Suffocating seizures lasting and over 5 minutes (status epilepticus) are considered severe, and you must seek veterinary care immediately. Try to cool the dog slightly damp cloth applied to their chest, head, and stomach to prevent hypothermia.

An additional option is to take a picture or video of the seizure with the phone or camera, which will give your veterinarian the best chance of making a correct diagnosis. Make a mental note of how long the seizure lasted and write it down.

Following their awakening, be nice and reassure your dog; they are most likely frightened and disoriented, and the greatest thing you can do for them is to provide comfort. 


You shouldn't try to stop the pet from swallowing the tongue while they are having a stroke because he or she will not, and he or she may bite you in the process.

As the adage goes, it's better to leave sleeping dogs to lie in their beds. Trying to rouse up your dog by petting or shaking him while he is dreaming may result in his biting your hand. If you already have to rouse them up, attempt to do so in a soft voice and from a safe distance, if at all possible.

If you believe your dog is experiencing a seizure, remove all furniture as well as other objects from the immediate vicinity to prevent them from injuring themselves. If you need to move the dog away from a stairwell or other potential risks, gently nudge them away from them.


Your dog's precise seizure type will be determined by your veterinarian, who will choose the appropriate course of therapy. Traditional seizure drugs, on the other hand, are frequently recommended by veterinarians if the dog falls into any of the categories listed:

Multiple isolated seizures over a 6-month period were seen.

Seizures in clusters.

Seizures that are strong or last for further than 5 min are considered epileptic seizures.

There are several types of seizure drugs available, the most frequent of which are phenobarbital and potassium bromide. Other options include Zonisamide and Keppra.

Once you start the dog on standard seizure medicine, they must continue to take it for the rest of their lives; if they quit taking it suddenly, they may experience hazardous side effects such as greater and more frequent seizures. Never discontinue or alter your dog's medication regimen without first consulting your veterinarian first.


The use of CBD is worth exploring with your veterinarian if you are seeking for a natural cure for canine seizures while sleeping.

Humans with care epilepsy can benefit from the use of a natural CBD medication that has received FDA approval. Recent study has also revealed that CBD can help persons with Dravet's syndrome by reducing the frequency of their seizure episodes.

The negative effects of CBD Oil for pets with seizures are typically mild and do not require medical attention.

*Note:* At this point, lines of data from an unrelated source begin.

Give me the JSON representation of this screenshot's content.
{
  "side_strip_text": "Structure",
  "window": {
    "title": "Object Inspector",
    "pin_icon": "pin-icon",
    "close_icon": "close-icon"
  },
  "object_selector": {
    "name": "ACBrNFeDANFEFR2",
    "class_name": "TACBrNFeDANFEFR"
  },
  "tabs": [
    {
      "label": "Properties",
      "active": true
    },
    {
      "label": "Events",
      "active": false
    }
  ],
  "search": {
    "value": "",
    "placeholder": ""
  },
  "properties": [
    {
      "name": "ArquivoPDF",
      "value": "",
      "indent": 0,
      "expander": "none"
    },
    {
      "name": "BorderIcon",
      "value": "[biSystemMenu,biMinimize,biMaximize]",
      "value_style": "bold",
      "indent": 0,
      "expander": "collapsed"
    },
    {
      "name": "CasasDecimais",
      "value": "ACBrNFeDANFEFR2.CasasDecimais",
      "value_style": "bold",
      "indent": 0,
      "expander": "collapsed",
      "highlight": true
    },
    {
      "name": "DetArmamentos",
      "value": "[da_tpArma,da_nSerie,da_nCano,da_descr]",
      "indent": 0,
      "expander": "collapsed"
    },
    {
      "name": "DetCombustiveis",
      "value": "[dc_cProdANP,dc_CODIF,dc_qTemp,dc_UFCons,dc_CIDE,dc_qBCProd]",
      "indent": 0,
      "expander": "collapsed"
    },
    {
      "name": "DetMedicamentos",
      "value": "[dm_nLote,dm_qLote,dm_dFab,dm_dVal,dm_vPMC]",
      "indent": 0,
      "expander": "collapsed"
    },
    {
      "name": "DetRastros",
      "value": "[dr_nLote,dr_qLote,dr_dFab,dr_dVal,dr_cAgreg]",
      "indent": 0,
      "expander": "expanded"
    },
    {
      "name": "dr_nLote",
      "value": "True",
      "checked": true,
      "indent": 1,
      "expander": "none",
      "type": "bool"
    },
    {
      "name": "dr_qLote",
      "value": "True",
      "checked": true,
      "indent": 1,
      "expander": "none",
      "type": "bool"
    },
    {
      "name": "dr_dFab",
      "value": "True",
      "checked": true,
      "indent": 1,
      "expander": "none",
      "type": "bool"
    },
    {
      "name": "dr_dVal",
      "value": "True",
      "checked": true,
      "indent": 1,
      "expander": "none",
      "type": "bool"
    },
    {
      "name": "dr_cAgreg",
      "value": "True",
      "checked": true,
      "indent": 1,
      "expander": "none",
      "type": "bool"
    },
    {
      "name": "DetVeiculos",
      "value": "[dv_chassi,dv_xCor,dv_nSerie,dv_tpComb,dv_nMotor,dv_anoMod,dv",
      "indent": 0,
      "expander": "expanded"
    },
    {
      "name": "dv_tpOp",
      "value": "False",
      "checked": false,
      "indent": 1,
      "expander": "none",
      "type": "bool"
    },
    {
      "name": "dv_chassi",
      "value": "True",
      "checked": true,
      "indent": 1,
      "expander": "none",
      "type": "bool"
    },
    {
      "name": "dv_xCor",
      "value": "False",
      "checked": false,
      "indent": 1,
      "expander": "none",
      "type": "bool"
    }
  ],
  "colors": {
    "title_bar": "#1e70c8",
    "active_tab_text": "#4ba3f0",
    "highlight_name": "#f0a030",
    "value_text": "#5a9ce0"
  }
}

Dog sleep with epilepsy tips & tricks

While more study is necessary to completely understand when and how CBD could be able to assist with seizures, we believe it is worthwhile to examine the possibility with your veterinarian 

It is important to note that CBD has not been evaluated as a stand-alone therapy for epilepsy in humans or animals. Adding and changing medications in pets suffering from seizures can be extremely dangerous, so please consult your veterinarian before making any changes.


What can I do to assist my dog that has epilepsy?

Phenobarbital & potassium bromide are the two most regularly prescribed drugs for the treatment of seizures in dogs. Researchers are still investigating the use of additional anticonvulsants, and newer anticonvulsants including such zonisamide and levetiracetam have become increasingly popular.

to wrap it up

If you've ever witnessed a dog have an epilepsy, you've probably had a sense of dread. When a dog suffers an epilepsy, he will normally collapse to the ground and may stretch his legs straight out from the body while doing so. Depending on the circumstances, he may also paddle the legs, and he may run around in a frightened circle for several minutes before collapsing on the ground.